Деньги
Шрифт:
— Что такое? Я ничего не понимаю, — сказала Тотти.
— Ах, Боже мой. Ну, этот Анатолий отказался от невесты, — старик не выдержал. Паралич сердца. Она посылала за вами, вас у Петропопуло не нашли. Она спрашивает, — уехал ли этот юрист? И что ей нужно от него?.. Ну, да не в нем дело. Просят вас, — девушка растерялась.
— Пойдёмте, это ужасно, — сказала Тотти, надевая шляпку.
— Постойте, я сперва схожу к ним, — остановил он её. — Ведь вы почти не знаете их, — также как и я. Я скоро вернусь.

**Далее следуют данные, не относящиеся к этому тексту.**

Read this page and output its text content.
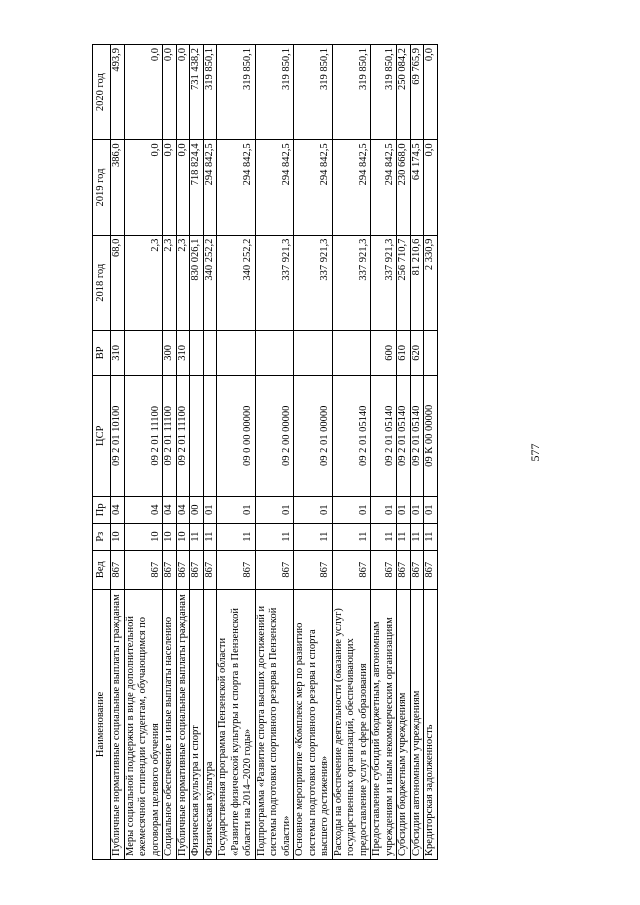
577
Наименование	Вед	Рз	Пр	ЦСР	ВР	2018 год	2019 год	2020 год
Публичные нормативные социальные выплаты гражданам	867	10	04	09 2 01 10100	310	68,0	386,0	493,9
Меры социальной поддержки в виде дополнительной ежемесячной стипендии студентам, обучающимся по договорам целевого обучения	867	10	04	09 2 01 11100		2,3	0,0	0,0
Социальное обеспечение и иные выплаты населению	867	10	04	09 2 01 11100	300	2,3	0,0	0,0
Публичные нормативные социальные выплаты гражданам	867	10	04	09 2 01 11100	310	2,3	0,0	0,0
Физическая культура и спорт	867	11	00			830 026,1	718 824,4	731 438,2
Физическая культура	867	11	01			340 252,2	294 842,5	319 850,1
Государственная программа Пензенской области «Развитие физической культуры и спорта в Пензенской области на 2014–2020 годы»	867	11	01	09 0 00 00000		340 252,2	294 842,5	319 850,1
Подпрограмма «Развитие спорта высших достижений и системы подготовки спортивного резерва в Пензенской области»	867	11	01	09 2 00 00000		337 921,3	294 842,5	319 850,1
Основное мероприятие «Комплекс мер по развитию системы подготовки спортивного резерва и спорта высшего достижения»	867	11	01	09 2 01 00000		337 921,3	294 842,5	319 850,1
Расходы на обеспечение деятельности (оказание услуг) государственных организаций, обеспечивающих предоставление услуг в сфере образования	867	11	01	09 2 01 05140		337 921,3	294 842,5	319 850,1
Предоставление субсидий бюджетным, автономным учреждениям и иным некоммерческим организациям	867	11	01	09 2 01 05140	600	337 921,3	294 842,5	319 850,1
Субсидии бюджетным учреждениям	867	11	01	09 2 01 05140	610	256 710,7	230 668,0	250 084,2
Субсидии автономным учреждениям	867	11	01	09 2 01 05140	620	81 210,6	64 174,5	69 765,9
Кредиторская задолженность	867	11	01	09 К 00 00000		2 330,9	0,0	0,0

Его высокая шляпа мелькнула за окном и скрылась. Почти вслед за тем как он вышел, в дверь просунулась курчавая голова мальчика-носильщика, которого она часто видела на пристани.
— Madame, — заговорил он на скверном французском языке. —
Он сунул ей тяжёлый толстый пакет и бегом бросился прочь. Она разорвала его… Оттуда посыпалось турецкое золото.
«Неизвестный друг, — прочла она написанное писарским почерком, — просит вас, в день столь сильных неприятностей, принять приложенную ничтожную сумму. Завтра утром приедет к вам комиссионер и вручит гораздо больше. Очень мало. Неизвестный друг».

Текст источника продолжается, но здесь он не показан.